その鮨屋こそが今回ご紹介する「すし いちかん」の前身、「寿し屋の市勘」(以下、市勘)だった。
市勘は東京生まれ、生粋の江戸っ子である見市幸次さんによって1979年に創業。
当時、この界隈に鮨屋はなく、リーズナブルに本格江戸前鮨が食べられるとあって店はたちまち評判となった。近くには芸能関係者の自宅・事務所が多いこともあって、店にはいわゆる業界人がよく訪れたという。
そんな中で市勘を一躍世界的に有名にしたのが、ソフィア・コッポラ監督のハリウッド映画「Lost in Translation」である。
今では大女優となったスカーレット・ヨハンソンの処女作としても知られ、ほとんどのロケを東京で実施している。
そのロケ地のひとつに選ばれたのが、コッポラ監督がかつて日本滞在の際に訪れていたというこの市勘だった。
実はこの映画、私のマイフェイバリットムービーでもあり、出てきた鮨屋が市勘だとは知らなかった。

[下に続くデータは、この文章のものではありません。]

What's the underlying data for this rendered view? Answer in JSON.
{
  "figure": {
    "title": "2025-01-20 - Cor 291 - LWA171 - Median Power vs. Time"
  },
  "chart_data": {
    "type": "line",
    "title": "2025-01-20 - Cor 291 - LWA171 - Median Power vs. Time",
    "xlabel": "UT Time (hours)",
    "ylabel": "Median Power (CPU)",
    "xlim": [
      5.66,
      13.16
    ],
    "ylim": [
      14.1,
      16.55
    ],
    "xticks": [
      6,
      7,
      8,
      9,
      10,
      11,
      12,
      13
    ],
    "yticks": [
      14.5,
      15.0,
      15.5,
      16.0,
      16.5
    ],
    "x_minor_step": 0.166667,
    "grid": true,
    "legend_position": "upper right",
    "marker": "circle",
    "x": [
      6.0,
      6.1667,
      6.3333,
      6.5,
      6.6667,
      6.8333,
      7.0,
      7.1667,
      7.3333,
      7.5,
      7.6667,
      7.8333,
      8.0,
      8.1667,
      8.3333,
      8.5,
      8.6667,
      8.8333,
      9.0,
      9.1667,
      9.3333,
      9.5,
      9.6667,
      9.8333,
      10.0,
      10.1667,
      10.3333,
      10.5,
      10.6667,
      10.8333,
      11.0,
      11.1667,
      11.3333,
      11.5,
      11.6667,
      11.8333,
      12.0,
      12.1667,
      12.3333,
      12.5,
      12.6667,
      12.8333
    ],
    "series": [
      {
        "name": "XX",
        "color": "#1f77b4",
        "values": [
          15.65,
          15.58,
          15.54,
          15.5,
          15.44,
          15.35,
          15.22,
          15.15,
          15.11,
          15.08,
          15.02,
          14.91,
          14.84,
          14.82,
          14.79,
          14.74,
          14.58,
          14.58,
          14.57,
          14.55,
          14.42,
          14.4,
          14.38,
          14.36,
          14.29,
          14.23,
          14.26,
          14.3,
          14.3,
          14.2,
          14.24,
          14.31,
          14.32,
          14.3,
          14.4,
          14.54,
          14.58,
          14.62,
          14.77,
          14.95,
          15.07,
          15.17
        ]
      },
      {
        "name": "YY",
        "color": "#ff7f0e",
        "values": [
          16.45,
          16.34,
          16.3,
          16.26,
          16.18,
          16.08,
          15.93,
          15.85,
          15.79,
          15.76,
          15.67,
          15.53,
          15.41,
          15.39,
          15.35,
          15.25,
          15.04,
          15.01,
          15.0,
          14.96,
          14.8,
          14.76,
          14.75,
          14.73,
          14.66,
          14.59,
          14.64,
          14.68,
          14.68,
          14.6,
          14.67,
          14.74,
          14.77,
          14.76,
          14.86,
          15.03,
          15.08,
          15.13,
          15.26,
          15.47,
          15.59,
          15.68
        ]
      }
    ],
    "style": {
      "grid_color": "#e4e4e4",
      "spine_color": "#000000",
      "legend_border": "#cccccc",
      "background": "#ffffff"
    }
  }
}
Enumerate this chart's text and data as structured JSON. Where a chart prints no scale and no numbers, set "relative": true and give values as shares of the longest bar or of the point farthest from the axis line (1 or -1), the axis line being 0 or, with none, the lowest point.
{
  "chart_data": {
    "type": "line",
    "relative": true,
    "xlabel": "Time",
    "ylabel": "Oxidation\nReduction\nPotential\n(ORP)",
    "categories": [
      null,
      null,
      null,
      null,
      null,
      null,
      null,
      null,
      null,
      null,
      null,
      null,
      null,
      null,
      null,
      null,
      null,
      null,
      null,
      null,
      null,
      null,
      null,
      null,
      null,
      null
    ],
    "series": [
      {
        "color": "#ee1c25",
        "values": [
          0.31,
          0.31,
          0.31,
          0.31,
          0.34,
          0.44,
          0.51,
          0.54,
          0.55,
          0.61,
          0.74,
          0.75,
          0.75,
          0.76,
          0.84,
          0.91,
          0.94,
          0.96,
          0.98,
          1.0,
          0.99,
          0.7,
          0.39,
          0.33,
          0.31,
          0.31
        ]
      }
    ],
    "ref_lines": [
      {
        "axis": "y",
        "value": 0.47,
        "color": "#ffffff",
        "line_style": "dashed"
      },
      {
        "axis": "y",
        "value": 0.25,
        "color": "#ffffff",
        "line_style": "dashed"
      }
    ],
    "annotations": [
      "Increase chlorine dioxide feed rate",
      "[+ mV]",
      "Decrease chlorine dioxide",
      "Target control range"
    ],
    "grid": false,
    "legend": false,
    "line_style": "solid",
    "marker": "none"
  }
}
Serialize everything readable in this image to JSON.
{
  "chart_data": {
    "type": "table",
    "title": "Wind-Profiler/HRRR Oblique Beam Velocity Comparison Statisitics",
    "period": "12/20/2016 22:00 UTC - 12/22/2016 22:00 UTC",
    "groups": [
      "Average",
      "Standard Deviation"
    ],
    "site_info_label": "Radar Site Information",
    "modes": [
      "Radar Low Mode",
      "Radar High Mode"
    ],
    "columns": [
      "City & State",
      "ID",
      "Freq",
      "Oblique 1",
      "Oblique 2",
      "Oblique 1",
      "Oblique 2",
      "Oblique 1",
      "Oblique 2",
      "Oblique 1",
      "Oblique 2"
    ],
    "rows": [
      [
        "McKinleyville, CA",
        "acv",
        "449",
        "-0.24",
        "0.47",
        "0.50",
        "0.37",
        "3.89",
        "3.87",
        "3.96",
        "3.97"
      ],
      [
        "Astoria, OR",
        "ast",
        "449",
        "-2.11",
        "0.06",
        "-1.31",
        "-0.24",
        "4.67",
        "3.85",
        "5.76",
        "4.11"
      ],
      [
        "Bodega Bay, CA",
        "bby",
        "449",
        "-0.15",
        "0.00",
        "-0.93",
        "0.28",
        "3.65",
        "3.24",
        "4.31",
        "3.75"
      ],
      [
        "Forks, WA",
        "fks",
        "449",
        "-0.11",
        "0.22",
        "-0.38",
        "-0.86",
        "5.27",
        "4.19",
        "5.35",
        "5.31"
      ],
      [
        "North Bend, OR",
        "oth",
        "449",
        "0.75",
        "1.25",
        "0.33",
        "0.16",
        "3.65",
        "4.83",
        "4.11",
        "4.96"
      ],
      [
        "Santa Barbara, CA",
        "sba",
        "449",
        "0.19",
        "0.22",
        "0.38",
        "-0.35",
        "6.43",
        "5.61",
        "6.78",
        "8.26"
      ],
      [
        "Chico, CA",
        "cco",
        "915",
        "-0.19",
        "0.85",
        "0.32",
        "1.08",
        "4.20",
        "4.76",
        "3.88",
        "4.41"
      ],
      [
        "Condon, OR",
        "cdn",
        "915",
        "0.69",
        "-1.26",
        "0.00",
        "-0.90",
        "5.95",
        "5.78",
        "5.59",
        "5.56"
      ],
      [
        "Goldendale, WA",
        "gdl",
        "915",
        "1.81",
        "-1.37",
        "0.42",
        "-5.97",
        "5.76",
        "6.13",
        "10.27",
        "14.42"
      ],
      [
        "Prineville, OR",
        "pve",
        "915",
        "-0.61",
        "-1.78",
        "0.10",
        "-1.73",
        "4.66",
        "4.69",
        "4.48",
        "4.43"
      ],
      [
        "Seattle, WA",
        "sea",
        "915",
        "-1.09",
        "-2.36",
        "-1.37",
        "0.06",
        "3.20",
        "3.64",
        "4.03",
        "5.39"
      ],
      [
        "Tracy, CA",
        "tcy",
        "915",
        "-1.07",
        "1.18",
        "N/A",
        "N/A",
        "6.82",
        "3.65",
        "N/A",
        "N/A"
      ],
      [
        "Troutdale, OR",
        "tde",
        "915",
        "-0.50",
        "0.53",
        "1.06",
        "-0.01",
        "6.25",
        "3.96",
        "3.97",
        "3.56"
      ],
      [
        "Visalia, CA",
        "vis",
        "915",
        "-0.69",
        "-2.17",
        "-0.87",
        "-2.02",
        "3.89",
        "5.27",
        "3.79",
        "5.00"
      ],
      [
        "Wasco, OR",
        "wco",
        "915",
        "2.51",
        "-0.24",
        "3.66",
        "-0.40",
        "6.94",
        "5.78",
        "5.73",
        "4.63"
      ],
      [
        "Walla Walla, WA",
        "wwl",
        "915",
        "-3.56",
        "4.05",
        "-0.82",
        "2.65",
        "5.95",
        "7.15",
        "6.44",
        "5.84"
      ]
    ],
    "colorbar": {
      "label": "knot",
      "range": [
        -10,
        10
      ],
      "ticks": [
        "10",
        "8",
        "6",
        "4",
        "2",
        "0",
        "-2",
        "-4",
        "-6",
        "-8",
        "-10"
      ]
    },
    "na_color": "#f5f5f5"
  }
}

あの日、暖簾を潜っていなかったら…何とも運命的な巡り合わせにしみじみしてしまう。
さて、そんな市勘が突如として長い歴史に幕を下ろしたのは2017年2月のこと。別の場所でリニューアルオープンを視野に入れての閉店とのことだったが、見市さんも当時71歳、このまま完全引退されるのではないかと不安に思っていた。
しかし、そのわずか1年後の4月、店は「すし いちかん」と名前を変えて渋谷・桜丘町で再開された。
新しい店にうかがったのは2ヶ月後の6月のこと。カラッと晴れた、爽やかな夕暮れだった。
暖簾を潜ると、「おう、久しぶり。元気だった?」…全然変わらない見市さん。日焼けしてむしろ以前よりも若々しく元気そうだった。